Imagine. Imagine que a destruição se aproxima de sua casa, os sons de explosões, de tiros, gritos de dor, de desespero, de morte. O chão treme, as paredes racham, o…

Imagine.

Imagine que a destruição se aproxima de sua casa, os sons de explosões, de tiros, gritos de dor, de desespero, de morte. O chão treme, as paredes racham, o teto trinca. O barulho se intensifica, cada vez mais ensurdecedor.

Imagine que sua casa era a casa de seus pais, e de seus avós antes deles. Ou, então, que foi a casa que você mesmo construiu, com o seu trabalho, seu esforço, seu sacrifício, seu suor. O mesmo suor que agora escorre frio pela testa.

Imagine que o medo tornou-se quase palpável, e a guerra está nos olhos das pessoas, atrás da angústia e da sensação de impotência.

Imagine que, diante do absurdo, você não tem a quem recorrer. O Estado faliu, não existe; as autoridades estão espalhadas, esparsas e inertes. Não há mais polícia, apenas pessoas armadas e seus próprios interesses. Suas próprias vidas.

Imagine que você não tem mais direitos, não adianta poder ir e vir, não adianta poder falar o que pensa, não tem trabalho, não tem tranquilidade, não tem paz. A vida não é mais um direito, é um mérito dos que conseguem defendê-la, dos que conseguem mantê-la. Dignidade é apenas uma palavra.

Imagine que você tem uma família, que você se viraria, faria o que fosse possível para continuar vivo, mas sua esposa, seus filhos, seus pais idosos, não. São frágeis, inocentes e debilitados. E dependem de você, só de você.

Imagine que você tem que deixar tudo para trás e levar apenas a roupa do corpo. Seus objetos de família, suas conquistas materiais, suas recordações tangíveis, os vestígios de sua existência, tudo ficará para trás ou já foi destruído.

Imagine que você tem que deixar sua cidade natal e, aonde quer que seja, tem que ir a pé, pois você não tem carro ou o que tinha precisou vender ou foi destruído. Você tem que cruzar seu país a pé e rápido, pois a guerra está sempre mais e mais perto.

Imagine que ninguém quer receber você, que os países vizinhos já têm seus próprios problemas, suas próprias crises: a economia vai mal, as pessoas têm suas casas, mas não tem mais nada. Ou têm dívidas, apenas dívidas, e o temor de um fantasma que assoma no horizonte: você e os milhares que vêm junto.

Imagine que, mesmo que seja recebido, você será discriminado, pois é um incômodo.
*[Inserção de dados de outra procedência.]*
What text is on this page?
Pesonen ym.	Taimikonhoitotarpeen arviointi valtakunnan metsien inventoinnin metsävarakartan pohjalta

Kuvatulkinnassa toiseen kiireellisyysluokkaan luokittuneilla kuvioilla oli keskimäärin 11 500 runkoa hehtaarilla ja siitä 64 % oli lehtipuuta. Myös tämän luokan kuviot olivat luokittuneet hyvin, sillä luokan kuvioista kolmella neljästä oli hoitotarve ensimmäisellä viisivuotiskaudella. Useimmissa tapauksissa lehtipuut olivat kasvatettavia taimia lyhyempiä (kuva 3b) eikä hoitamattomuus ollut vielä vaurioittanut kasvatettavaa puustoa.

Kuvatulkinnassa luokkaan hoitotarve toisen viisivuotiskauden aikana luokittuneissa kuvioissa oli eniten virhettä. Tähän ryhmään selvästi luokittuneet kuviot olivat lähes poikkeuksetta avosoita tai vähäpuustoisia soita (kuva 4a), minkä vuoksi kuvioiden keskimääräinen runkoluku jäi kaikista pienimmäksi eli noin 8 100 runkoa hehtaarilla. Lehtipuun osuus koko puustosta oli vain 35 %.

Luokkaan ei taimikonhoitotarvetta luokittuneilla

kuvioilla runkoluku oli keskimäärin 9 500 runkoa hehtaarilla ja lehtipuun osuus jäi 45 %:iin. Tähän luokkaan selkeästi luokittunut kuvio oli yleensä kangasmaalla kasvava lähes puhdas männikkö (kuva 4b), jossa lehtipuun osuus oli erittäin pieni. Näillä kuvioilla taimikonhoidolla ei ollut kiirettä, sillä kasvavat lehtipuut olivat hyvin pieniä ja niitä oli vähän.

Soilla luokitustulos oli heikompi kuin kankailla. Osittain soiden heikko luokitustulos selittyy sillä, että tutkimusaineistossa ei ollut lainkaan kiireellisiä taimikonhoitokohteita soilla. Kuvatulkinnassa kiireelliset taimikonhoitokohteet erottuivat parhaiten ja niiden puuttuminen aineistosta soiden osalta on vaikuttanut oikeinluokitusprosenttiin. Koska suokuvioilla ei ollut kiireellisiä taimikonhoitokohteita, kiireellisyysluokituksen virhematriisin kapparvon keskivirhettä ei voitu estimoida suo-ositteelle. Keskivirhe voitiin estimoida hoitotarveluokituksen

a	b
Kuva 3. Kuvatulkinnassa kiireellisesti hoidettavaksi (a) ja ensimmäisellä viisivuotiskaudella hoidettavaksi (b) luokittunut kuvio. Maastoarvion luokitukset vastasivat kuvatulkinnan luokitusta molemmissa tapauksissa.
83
Você não é mais um ser humano, você é um peso, um fardo indesejado; você é mais um gasto.

Imagine que sua esposa está ferida, que seu filho está com fome, que seus pais estão machucados, que você mesmo não tem mais forças. E que, chegando aos limites, às fronteiras de seu país, você ainda tem um mar à sua frente para ser atravessado. O frio se aproxima. Não há agasalhos, não há cobertores, não há teto, não há cama. Não há comida, não há água. Tudo está escuro.

Imagine que você é só mais um entre milhares na mesma situação. Que você conseguiu um barco, mas o barco virou no mar, no meio da noite, e sua família escapou de suas mãos,

escorregou de seus dedos na escuridão, no frio. E você os encontrou a todos no dia seguinte na praia da “terra prometida”. Inertes, de bruços. Afogados. Mortos.

Imagine que você corria por esperança com seu filho no colo e foi jogado ao chão por um chute, uma rasteira covarde. Que no meio da multidão amontoada como animais, sua família tem fome, mas você não alcançou os poucos pães que os soldados, de máscaras cirúrgicas, jogaram atrás das cercas.

Imagine que talvez agora você esteja sozinho no mundo, que perdeu tudo e não tem garantia de mais nada. E que as provações estão apenas começando. A travessia das fronteiras, do mar, foi o prelúdio de um drama lírico. E que, como friamente sentenciou a princesa Turandot em seu enigma, tal qual um fantasma iridescente, a esperança abre as asas sobre a humanidade na noite sombria. Todos o invocam e todos o imploram, mas o fantasma desaparece com a aurora para renascer no coração. E cada noite nasce, e cada dia morre.